Il Piano degli Interventi, così come rimodulato ed integrato è stato approvato dal Capo Dipartimento di Protezione Civile, con nota DPC n. 14749 del 21 marzo 2023 per complessivi 7.750.000 €.

Con delibera del Consiglio dei ministri del 23 febbraio 2023 sono state stanziate ulteriori risorse pari a 28.200.000,00 € per gli interventi di cui alle lettere b), c) e d) del comma 2, art. 25, d.lgs. n. 1 del 2018.

Con nota del 22 maggio 2023, il Capo del Dipartimento di Protezione Civile ha approvato una rimodulazione del Piano degli interventi per un importo complessivo pari a 35.875.802,80 €, come di seguito ripartito:

  • 18 interventi di cui alla lett. a), art.25, comma 2, d.lgs. 1/2018, per 308.534,85 euro;
  • 32 interventi di cui alla lett. b), art.25, comma 2, d.lgs. 1/2018, per 12.311.465,15 euro;
  • 103 misure di cui alla lett. c), art.25, comma 2, d.lgs. 1/2018, per 869.060,40 euro;
  • 10 interventi di cui alla lett. d), art.25, comma 2, d.lgs. 1/2018, per 22.386.742,40 euro.

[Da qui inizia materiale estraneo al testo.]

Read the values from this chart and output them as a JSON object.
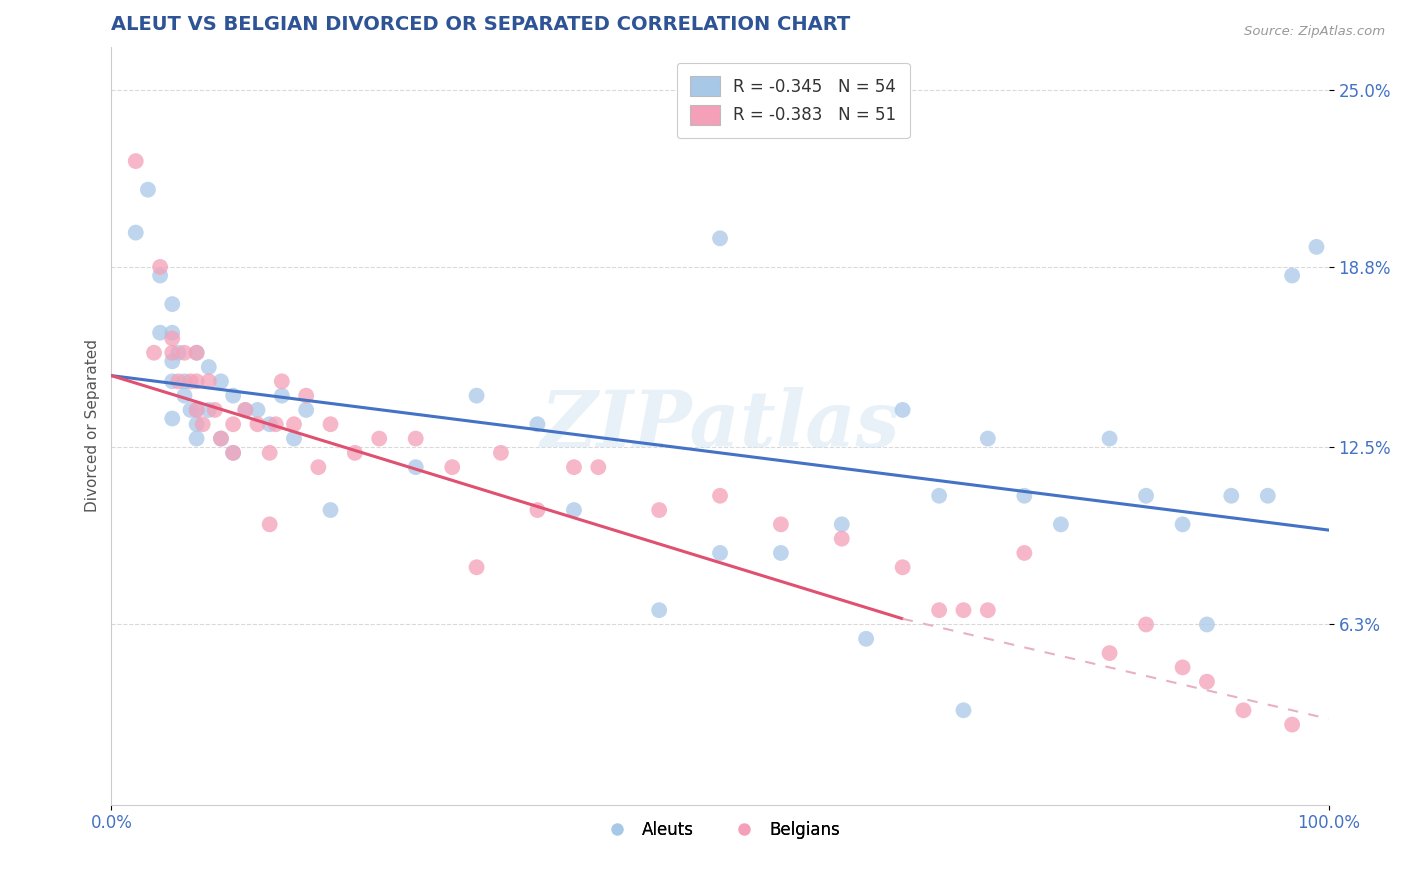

Il decreto del Commissario delegato n. 8004 del 30 maggio 2023, pubblicato sul BURL Serie Ordinaria n. 23 del 5 giugno 2023, prende atto dell'approvazione di tale rimodulazione e contestualmente:

  • definisce le modalità per la liquidazione dei contributi ai rispettivi Soggetti Attuatori;
  • approva le tabelle A e B recanti gli elenchi beneficiari, con individuazione del contributo massimo concedibile, per l'immediato sostegno al tessuto economico e sociale nei confronti delle attività economiche e produttive e nei confronti dei nuclei familiari la cui abitazione principale, abituale e continuativa è stata compromessa dagli eventi calamitosi di che trattasi;
  • conferma l'individuazione dei Comuni territorialmente competenti quali enti attuatori per l'erogazione dei contributi destinati ai soggetti privati.

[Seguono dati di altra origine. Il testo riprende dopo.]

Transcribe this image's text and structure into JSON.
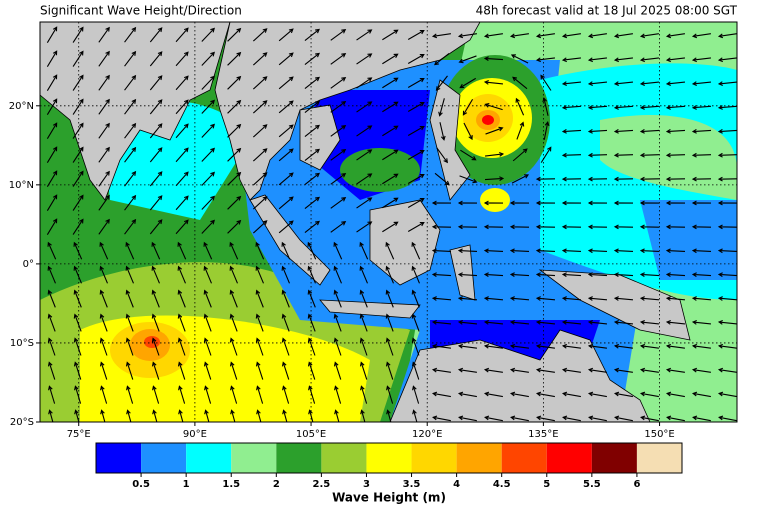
{
  "header": {
    "title": "Significant Wave Height/Direction",
    "forecast": "48h forecast valid at 18 Jul 2025 08:00 SGT"
  },
  "map": {
    "lonlim": [
      70,
      160
    ],
    "latlim": [
      -20,
      30.6
    ],
    "lon_ticks": [
      {
        "value": 75,
        "label": "75°E"
      },
      {
        "value": 90,
        "label": "90°E"
      },
      {
        "value": 105,
        "label": "105°E"
      },
      {
        "value": 120,
        "label": "120°E"
      },
      {
        "value": 135,
        "label": "135°E"
      },
      {
        "value": 150,
        "label": "150°E"
      }
    ],
    "lat_ticks": [
      {
        "value": 20,
        "label": "20°N"
      },
      {
        "value": 10,
        "label": "10°N"
      },
      {
        "value": 0,
        "label": "0°"
      },
      {
        "value": -10,
        "label": "10°S"
      },
      {
        "value": -20,
        "label": "20°S"
      }
    ]
  },
  "colorbar": {
    "label": "Wave Height (m)",
    "range": [
      0,
      6.5
    ],
    "colors": [
      "#0000ff",
      "#1e90ff",
      "#00ffff",
      "#90ee90",
      "#2ca02c",
      "#9acd32",
      "#ffff00",
      "#ffd700",
      "#ffa500",
      "#ff4500",
      "#ff0000",
      "#800000",
      "#f5deb3"
    ],
    "ticks": [
      0.5,
      1,
      1.5,
      2,
      2.5,
      3,
      3.5,
      4,
      4.5,
      5,
      5.5,
      6
    ]
  }
}
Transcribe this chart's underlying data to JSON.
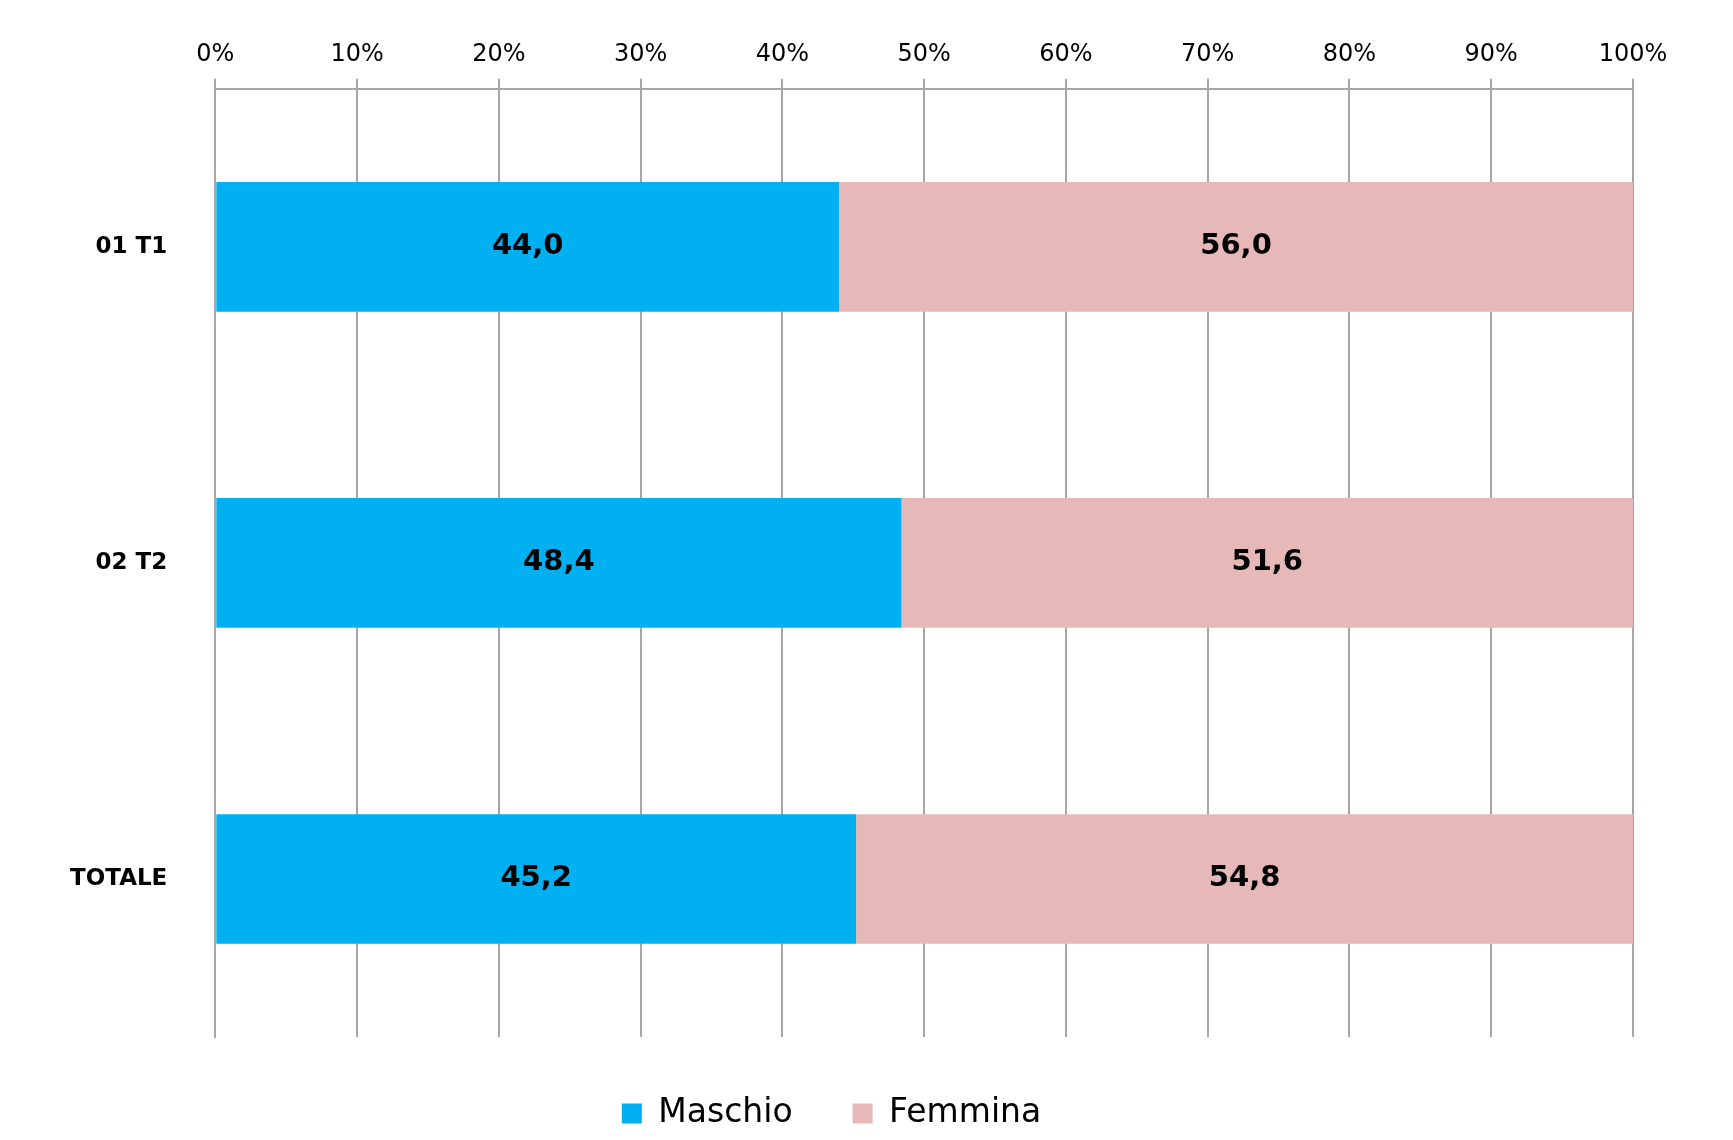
{
  "chart_data": {
    "type": "bar",
    "orientation": "horizontal",
    "stacked": true,
    "categories": [
      "01 T1",
      "02 T2",
      "TOTALE"
    ],
    "series": [
      {
        "name": "Maschio",
        "color": "#00b0f0",
        "values": [
          44.0,
          48.4,
          45.2
        ],
        "value_labels": [
          "44,0",
          "48,4",
          "45,2"
        ]
      },
      {
        "name": "Femmina",
        "color": "#e6b9b8",
        "values": [
          56.0,
          51.6,
          54.8
        ],
        "value_labels": [
          "56,0",
          "51,6",
          "54,8"
        ]
      }
    ],
    "xlim": [
      0,
      100
    ],
    "xticks": [
      {
        "value": 0,
        "label": "0%"
      },
      {
        "value": 10,
        "label": "10%"
      },
      {
        "value": 20,
        "label": "20%"
      },
      {
        "value": 30,
        "label": "30%"
      },
      {
        "value": 40,
        "label": "40%"
      },
      {
        "value": 50,
        "label": "50%"
      },
      {
        "value": 60,
        "label": "60%"
      },
      {
        "value": 70,
        "label": "70%"
      },
      {
        "value": 80,
        "label": "80%"
      },
      {
        "value": 90,
        "label": "90%"
      },
      {
        "value": 100,
        "label": "100%"
      }
    ],
    "grid": "x",
    "legend": "bottom"
  }
}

Il decreto n. 7339 del 18 maggio 2023 ha approvato le modalità tecniche per la gestione delle domande di contributo per l’immediata ripresa delle attività economiche e produttive e le determinazioni in ordine a criteri e modalità di applicazione dei regolamenti n.651/2014/UE e n.2472/2022/UE, nell’ambito dell’assegnazione dei contributi assegnati alle attività economiche e produttive ed alle attività che rientrano nel settore agricolo.

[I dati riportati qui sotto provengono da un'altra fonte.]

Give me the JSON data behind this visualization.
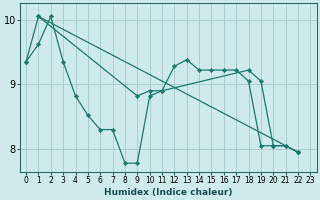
{
  "background_color": "#ceeaea",
  "grid_color": "#aacece",
  "line_color": "#1a7a6e",
  "marker_color": "#1a7a6e",
  "xlabel": "Humidex (Indice chaleur)",
  "xlim": [
    -0.5,
    23.5
  ],
  "ylim": [
    7.65,
    10.25
  ],
  "yticks": [
    8,
    9,
    10
  ],
  "xticks": [
    0,
    1,
    2,
    3,
    4,
    5,
    6,
    7,
    8,
    9,
    10,
    11,
    12,
    13,
    14,
    15,
    16,
    17,
    18,
    19,
    20,
    21,
    22,
    23
  ],
  "series": [
    {
      "points": [
        [
          0,
          9.35
        ],
        [
          1,
          9.62
        ],
        [
          2,
          10.05
        ],
        [
          3,
          9.35
        ],
        [
          4,
          8.82
        ],
        [
          5,
          8.52
        ],
        [
          6,
          8.3
        ],
        [
          7,
          8.3
        ],
        [
          8,
          7.78
        ],
        [
          9,
          7.78
        ],
        [
          10,
          8.82
        ],
        [
          11,
          8.9
        ],
        [
          12,
          9.28
        ],
        [
          13,
          9.38
        ],
        [
          14,
          9.22
        ],
        [
          15,
          9.22
        ],
        [
          16,
          9.22
        ],
        [
          17,
          9.22
        ],
        [
          18,
          9.05
        ],
        [
          19,
          8.05
        ],
        [
          20,
          8.05
        ],
        [
          21,
          8.05
        ],
        [
          22,
          7.95
        ]
      ]
    },
    {
      "points": [
        [
          1,
          10.05
        ],
        [
          22,
          7.95
        ]
      ]
    },
    {
      "points": [
        [
          0,
          9.35
        ],
        [
          1,
          10.05
        ],
        [
          9,
          8.82
        ],
        [
          10,
          8.9
        ],
        [
          11,
          8.9
        ],
        [
          18,
          9.22
        ],
        [
          19,
          9.05
        ],
        [
          20,
          8.05
        ],
        [
          21,
          8.05
        ],
        [
          22,
          7.95
        ]
      ]
    }
  ]
}
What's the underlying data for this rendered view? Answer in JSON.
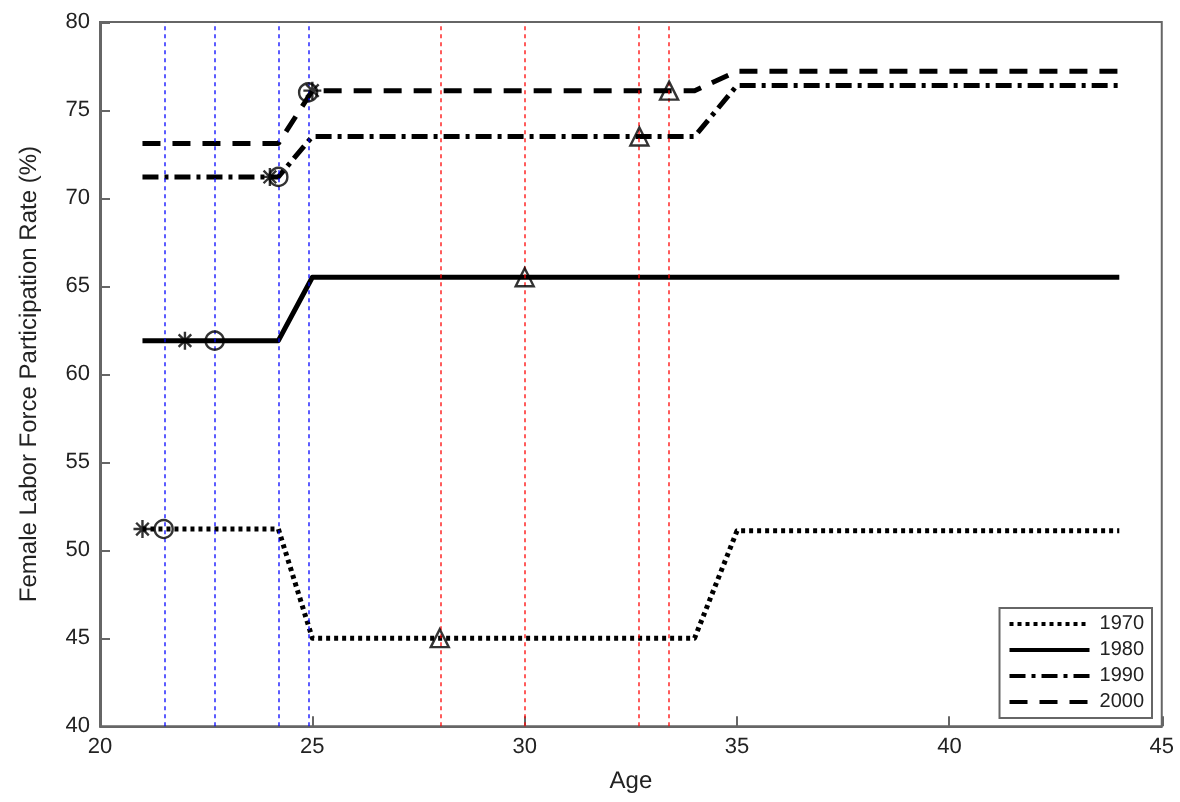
{
  "chart_data": {
    "type": "line",
    "xlabel": "Age",
    "ylabel": "Female Labor Force Participation Rate (%)",
    "xlim": [
      20,
      45
    ],
    "xticks": [
      20,
      25,
      30,
      35,
      40,
      45
    ],
    "ylim": [
      40,
      80
    ],
    "yticks": [
      40,
      45,
      50,
      55,
      60,
      65,
      70,
      75,
      80
    ],
    "grid": false,
    "legend": "bottom right",
    "marker": "none",
    "series": [
      {
        "name": "1970",
        "color": "#000000",
        "line_style": "dotted",
        "x": [
          21,
          24.2,
          25,
          34,
          35,
          44
        ],
        "values": [
          51.2,
          51.2,
          45,
          45,
          51.1,
          51.1
        ]
      },
      {
        "name": "1980",
        "color": "#000000",
        "line_style": "solid",
        "x": [
          21,
          24.2,
          25,
          44
        ],
        "values": [
          61.9,
          61.9,
          65.5,
          65.5
        ]
      },
      {
        "name": "1990",
        "color": "#000000",
        "line_style": "dashdot",
        "x": [
          21,
          24.2,
          25,
          34,
          35,
          44
        ],
        "values": [
          71.2,
          71.2,
          73.5,
          73.5,
          76.4,
          76.4
        ]
      },
      {
        "name": "2000",
        "color": "#000000",
        "line_style": "dashed",
        "x": [
          21,
          24.2,
          25,
          34,
          35,
          44
        ],
        "values": [
          73.1,
          73.1,
          76.1,
          76.1,
          77.2,
          77.2
        ]
      },
      {
        "type": "scatter",
        "marker": "cross",
        "color": "#000000",
        "x": [
          21,
          22,
          24,
          25
        ],
        "values": [
          51.2,
          61.9,
          71.2,
          76.1
        ]
      },
      {
        "type": "scatter",
        "marker": "circle",
        "color": "#000000",
        "x": [
          21.5,
          22.7,
          24.2,
          24.9
        ],
        "values": [
          51.2,
          61.9,
          71.2,
          76.0
        ]
      },
      {
        "type": "scatter",
        "marker": "triangle",
        "color": "#000000",
        "x": [
          28,
          30,
          32.7,
          33.4
        ],
        "values": [
          45,
          65.5,
          73.5,
          76.1
        ]
      }
    ],
    "ref_lines": [
      {
        "axis": "x",
        "value": 21.5,
        "color": "#0000ff",
        "line_style": "dotted"
      },
      {
        "axis": "x",
        "value": 22.7,
        "color": "#0000ff",
        "line_style": "dotted"
      },
      {
        "axis": "x",
        "value": 24.2,
        "color": "#0000ff",
        "line_style": "dotted"
      },
      {
        "axis": "x",
        "value": 24.9,
        "color": "#0000ff",
        "line_style": "dotted"
      },
      {
        "axis": "x",
        "value": 28,
        "color": "#ff0000",
        "line_style": "dotted"
      },
      {
        "axis": "x",
        "value": 30,
        "color": "#ff0000",
        "line_style": "dotted"
      },
      {
        "axis": "x",
        "value": 32.7,
        "color": "#ff0000",
        "line_style": "dotted"
      },
      {
        "axis": "x",
        "value": 33.4,
        "color": "#ff0000",
        "line_style": "dotted"
      }
    ]
  }
}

Successivamente, con decreto n.8004 del 30 maggio 2023, sono state approvate le modalità tecniche per la gestione delle domande di contributo per l’immediato sostegno alla popolazione. Con lo stesso decreto sono state approvate le seguenti tabelle, redatte sulla base delle comunicazioni trasmesse dai Comuni territorialmente competenti, oltre ad individuare l’importo massimo concedibile per ciascuno:

Tabella A - Elenco beneficiari del contributo per l’immediato sostegno al tessuto economico e sociale nei confronti delle attività economiche e produttive direttamente interessate dagli eventi calamitosi avvenuti nella terza decade del mese di luglio 2022 nei territori dei Comuni di Niardo, Ceto e Braone in provincia di Brescia;

Tabella B - Elenco beneficiari del contributo per l’immediato sostegno al tessuto economico e sociale nei confronti dei nuclei familiari la cui abitazione principale, abituale e continuativa è stata compromessa dagli eventi calamitosi avvenuti nella terza decade del mese di luglio 2022 nei territori dei Comuni di Niardo, Ceto e Braone in provincia di Brescia.

I Comuni territorialmente competenti sono stati confermati quali enti attuatori per l’erogazione dei contributi destinati ai soggetti privati, con le tempistiche che saranno comunicate dal Commissario delegato. Entrambi i decreti sono stati pubblicati sul Bollettino Ufficiale Regione Lombardia Serie Ordinaria n. 23 del 05 giugno 2023.

A seguito delle istruttorie effettuate dai Comuni, in qualità di enti attuatori, il Commissario per l'emergenza ha provveduto a trasferire ai Comuni stessi le risorse necessarie all'erogazione dei contributi a privati e imprese, sulla base delle tabelle riepilogative recanti i contributi massimi concedibili.